Queens of Chaos
Em a Arte de Pedir da Amanda Palmer há uma cena hilária em que ela está numa farmácia e grita bem alto para o Neil que está num outro corredor da loja, literalmente: querido, descobri onde estão os preservativos e os pensos!! E toda a gente à volta ficou a saber também. Ela admite que foi um bocado embaraçoso ("Meu bem, disse ele, você é humana afinal de contas. Ficou vermelha. É capaz de ficar sem graça. Eu sentia o rosto ardendo. Ele tinha razão"). De facto, há uma série de coisas que uma mulher pode dizer e que podem causar convulsões, às vezes frases com não mais de 4-5 palavras. Outro livro, lido mais recentemente, foi a Casa de Bonecas. Gostei muito e agora sempre que achar que tenho de diminuir o tom de um texto vou-me lembrar que o Ibsen publicou isto em 1879.
E posso acrescentar mais um item à lista de coisas que me arrepiam de maneira ruim: alturas, lesmas e Torvald Helmer. Pelo modo como concentra em si as características de uma sociedade patriarcal, disfarçando a sua condescendência e tentativas de manipulação sob uma capa de falsa protecção e amor. Esta é uma das razões porque o feminismo é preciso, para aprendermos a nos defender de Torvald Helmer. O mais assustador ainda é pensar quantas pessoas no século XXI lêem este livro e acham que se trata de uma jóia de marido. A dada altura Nora, o seu amado passarinho, diz-lhe: "Creio que antes de mais nada sou um ser humano, tanto quanto você". Um conceito revolucionário seja em 1879 ou em 2018. A desigualdade de género é um dos pilares sob o qual assenta esta sociedade.
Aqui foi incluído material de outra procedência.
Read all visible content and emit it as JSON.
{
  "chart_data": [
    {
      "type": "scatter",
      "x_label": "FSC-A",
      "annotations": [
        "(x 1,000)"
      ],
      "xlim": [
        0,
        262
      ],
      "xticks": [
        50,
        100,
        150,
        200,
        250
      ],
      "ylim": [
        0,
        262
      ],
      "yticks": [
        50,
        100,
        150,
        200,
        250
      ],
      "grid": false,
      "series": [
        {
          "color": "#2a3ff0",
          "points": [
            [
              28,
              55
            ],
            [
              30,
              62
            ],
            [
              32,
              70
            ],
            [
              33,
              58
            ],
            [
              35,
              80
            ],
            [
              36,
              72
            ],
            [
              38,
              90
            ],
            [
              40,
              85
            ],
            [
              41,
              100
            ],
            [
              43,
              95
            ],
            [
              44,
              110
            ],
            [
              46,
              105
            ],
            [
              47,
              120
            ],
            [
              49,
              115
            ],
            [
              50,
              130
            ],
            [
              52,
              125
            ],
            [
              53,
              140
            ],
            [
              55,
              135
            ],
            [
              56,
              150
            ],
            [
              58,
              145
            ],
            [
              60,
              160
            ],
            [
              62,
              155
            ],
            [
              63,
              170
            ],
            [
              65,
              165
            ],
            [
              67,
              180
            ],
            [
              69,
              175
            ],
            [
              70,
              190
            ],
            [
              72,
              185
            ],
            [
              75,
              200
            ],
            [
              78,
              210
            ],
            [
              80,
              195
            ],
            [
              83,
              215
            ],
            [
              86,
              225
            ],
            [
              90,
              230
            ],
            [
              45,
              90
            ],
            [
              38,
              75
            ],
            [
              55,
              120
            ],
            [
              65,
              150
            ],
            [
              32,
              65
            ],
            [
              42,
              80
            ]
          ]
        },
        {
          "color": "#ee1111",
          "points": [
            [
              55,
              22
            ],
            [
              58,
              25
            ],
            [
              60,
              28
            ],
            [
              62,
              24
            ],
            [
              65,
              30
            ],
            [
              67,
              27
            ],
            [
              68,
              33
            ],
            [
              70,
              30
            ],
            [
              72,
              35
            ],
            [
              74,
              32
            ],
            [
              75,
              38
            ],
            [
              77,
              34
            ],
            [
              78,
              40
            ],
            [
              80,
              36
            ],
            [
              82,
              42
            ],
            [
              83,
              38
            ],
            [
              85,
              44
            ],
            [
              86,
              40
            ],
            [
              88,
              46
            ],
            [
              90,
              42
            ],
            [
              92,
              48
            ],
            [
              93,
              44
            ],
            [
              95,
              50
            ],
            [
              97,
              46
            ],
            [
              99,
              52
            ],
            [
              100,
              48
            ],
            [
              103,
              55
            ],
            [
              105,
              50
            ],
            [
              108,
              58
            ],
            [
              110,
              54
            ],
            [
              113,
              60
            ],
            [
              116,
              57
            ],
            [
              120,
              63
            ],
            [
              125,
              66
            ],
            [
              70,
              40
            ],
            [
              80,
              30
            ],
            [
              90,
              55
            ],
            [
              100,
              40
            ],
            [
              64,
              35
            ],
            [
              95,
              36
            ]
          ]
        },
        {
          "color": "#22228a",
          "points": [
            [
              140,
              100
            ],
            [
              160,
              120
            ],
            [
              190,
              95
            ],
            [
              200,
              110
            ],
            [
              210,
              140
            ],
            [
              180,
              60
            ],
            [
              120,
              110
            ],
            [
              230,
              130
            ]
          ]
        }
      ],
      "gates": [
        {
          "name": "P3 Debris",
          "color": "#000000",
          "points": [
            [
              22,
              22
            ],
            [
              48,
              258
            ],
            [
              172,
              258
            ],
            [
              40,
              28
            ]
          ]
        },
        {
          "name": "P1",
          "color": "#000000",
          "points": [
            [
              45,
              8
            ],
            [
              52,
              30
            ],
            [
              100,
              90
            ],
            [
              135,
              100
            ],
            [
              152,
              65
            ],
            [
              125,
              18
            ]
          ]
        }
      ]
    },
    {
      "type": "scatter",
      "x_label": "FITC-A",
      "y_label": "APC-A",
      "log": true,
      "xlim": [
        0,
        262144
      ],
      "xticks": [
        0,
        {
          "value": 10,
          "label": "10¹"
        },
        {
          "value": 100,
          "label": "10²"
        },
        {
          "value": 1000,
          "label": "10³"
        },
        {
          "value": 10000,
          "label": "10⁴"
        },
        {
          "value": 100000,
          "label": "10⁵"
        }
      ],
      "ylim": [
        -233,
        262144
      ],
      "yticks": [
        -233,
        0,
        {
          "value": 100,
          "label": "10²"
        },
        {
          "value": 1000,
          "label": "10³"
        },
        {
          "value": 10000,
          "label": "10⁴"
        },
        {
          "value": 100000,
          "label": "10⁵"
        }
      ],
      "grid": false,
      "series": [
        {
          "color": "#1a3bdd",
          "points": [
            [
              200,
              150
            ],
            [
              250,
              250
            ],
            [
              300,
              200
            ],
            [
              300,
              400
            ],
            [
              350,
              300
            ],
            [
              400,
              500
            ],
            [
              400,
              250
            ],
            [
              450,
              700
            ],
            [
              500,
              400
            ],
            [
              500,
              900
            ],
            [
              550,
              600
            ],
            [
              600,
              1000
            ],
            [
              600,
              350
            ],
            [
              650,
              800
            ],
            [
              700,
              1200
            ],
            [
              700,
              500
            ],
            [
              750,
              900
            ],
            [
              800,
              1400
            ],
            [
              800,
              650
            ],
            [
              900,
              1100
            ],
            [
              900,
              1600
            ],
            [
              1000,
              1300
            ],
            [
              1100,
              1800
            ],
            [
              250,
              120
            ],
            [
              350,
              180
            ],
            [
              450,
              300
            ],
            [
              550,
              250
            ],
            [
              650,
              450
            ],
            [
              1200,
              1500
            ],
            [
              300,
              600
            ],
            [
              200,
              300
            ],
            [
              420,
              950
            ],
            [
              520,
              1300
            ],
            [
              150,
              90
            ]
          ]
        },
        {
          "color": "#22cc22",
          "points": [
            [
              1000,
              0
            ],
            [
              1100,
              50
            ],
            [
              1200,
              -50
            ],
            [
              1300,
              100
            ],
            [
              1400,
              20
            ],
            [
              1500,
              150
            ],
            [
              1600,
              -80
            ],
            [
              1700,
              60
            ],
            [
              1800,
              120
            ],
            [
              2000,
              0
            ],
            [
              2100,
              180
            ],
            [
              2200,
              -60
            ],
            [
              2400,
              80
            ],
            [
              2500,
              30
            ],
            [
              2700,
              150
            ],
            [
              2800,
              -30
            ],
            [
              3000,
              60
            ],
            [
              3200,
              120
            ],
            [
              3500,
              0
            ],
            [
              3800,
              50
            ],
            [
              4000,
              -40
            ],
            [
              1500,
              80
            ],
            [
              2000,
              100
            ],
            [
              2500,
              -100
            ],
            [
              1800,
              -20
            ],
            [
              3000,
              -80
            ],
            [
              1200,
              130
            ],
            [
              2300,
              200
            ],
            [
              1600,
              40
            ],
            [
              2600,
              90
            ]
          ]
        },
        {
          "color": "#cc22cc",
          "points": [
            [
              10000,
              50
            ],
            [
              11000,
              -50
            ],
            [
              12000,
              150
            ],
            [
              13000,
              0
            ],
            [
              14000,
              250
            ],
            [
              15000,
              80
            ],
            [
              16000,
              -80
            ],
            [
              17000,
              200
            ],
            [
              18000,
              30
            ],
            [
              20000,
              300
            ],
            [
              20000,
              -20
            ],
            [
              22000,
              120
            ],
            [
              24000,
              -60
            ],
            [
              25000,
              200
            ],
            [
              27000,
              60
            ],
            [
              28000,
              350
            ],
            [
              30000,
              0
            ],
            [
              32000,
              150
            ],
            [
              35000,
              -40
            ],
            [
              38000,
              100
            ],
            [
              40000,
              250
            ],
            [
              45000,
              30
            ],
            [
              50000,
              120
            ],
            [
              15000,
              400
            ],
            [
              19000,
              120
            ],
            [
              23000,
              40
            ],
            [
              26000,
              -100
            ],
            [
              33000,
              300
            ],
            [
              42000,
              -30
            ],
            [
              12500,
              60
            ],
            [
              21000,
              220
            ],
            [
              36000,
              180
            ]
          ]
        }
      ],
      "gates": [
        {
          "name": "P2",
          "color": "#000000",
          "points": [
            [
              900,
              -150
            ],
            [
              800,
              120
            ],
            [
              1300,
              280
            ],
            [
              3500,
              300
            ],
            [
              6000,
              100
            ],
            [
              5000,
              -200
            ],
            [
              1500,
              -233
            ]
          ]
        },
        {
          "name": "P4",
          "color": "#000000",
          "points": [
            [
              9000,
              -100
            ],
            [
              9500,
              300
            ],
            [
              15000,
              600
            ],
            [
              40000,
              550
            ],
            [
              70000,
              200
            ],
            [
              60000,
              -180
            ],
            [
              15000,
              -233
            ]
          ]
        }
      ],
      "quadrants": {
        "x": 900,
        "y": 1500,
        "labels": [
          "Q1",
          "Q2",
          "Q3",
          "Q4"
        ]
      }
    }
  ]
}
Portanto quando vocês dizem que também são seres humanos, muitas mulheres já devem ter sentido vontade de gritar isto, estão a mexer com algo que está bem enraizado e a reclamar um estatuto que o patriarcado não vai vos dar pois isso implicaria a sua destruição e a destruição das estruturas que se alimentam de todos aqueles que não nasceram dentro do grupo privilegiado. Entendermos isto é o princípio de tudo, por isso se faz tanto esforço para que não cheguemos a essa conclusão. O que acontece quando descobrimos que não somos coisas? Vamos perceber o que está mal à nossa volta? Vamos protestar? Reclamar direitos?
Não é por acaso que uma definição menos académica de feminismo é: teoria que acredita que as mulheres são seres humanos. Lembrem-se disto cada vez que vos disserem que igualdade é bom e tal, mas feminismo nem pensar. Esta não é a única coisa que podem dizer passível de provocar confusão. Qualquer referência directa à vossa menstruação, por motivos já falados num post anterior, pior ainda se decidirem mostrar provas visuais. As mulheres desde cedo aprenderam a referir-se ao período por indirectas: tive algumas colegas que segurando uma bolsinha insuspeita diziam que tinham mesmo, mesmo de ir à casa de banho e era comovente quando um professor não levantava drama. O mesmo para a gravidez: a minha expressão preferida é - "viram que Maria estava naquele estado interessante". Mais uma referência que vem a calhar: no Tree Grows In Brooklyn há uma cena em que a protagonista analisa o modo como as mulheres de cada grupo encaram a gravidez.
Ela repara que as irlandesas (católicas e tal e tal) pareciam sempre cheias de vergonha. Quão errado e triste é um sistema que pune as mulheres por estarem prenhes e por não estarem..."Sim, vivo sozinha e gosto", "não, não quero filhos" [também na versão - "não, não gosto muito de crianças", a partir de certa idade é praticamente uma ofensa esta frase, ou "sim, deixei o miúdo com o pai para vir a esta reunião" - o que as pessoas ouvem: vocês tiveram o desplante de deixar o vosso marido a fazer de babysitter e não são suficientemente organizadas, porque se fossem conseguiam fazer as duas coisas o que aliás é vossa obrigação], "é verdade não faço a depilação à três meses"
"Não, não estou à procura de ninguém só estou a passar um tempo agradável com as minhas amigas e sim, eu gosto mesmo desta roupa" (fazerem coisas pensando apenas em vocês, como assim?); "sim, eu gosto de sexo" - era de esperar que um tipo ficasse entusiasmado com esta frase, mas uma boa parte parece fugir na direcção oposta ou pelo menos riscar-vos da lista de potencial material para casar. É difícil de entender a lógica deste sistema misógino. E é irónico que os homens sempre se tenham ao longo da História vangloriado das suas revoluções que mudaram o mundo (embora nós nunca tenhamos sido incluídas nessas mudanças) quando uma mulher pode começar uma revolução sem sair do âmbito do seu próprio corpo - e mais ainda se formos muitas a dizer a mesma coisa.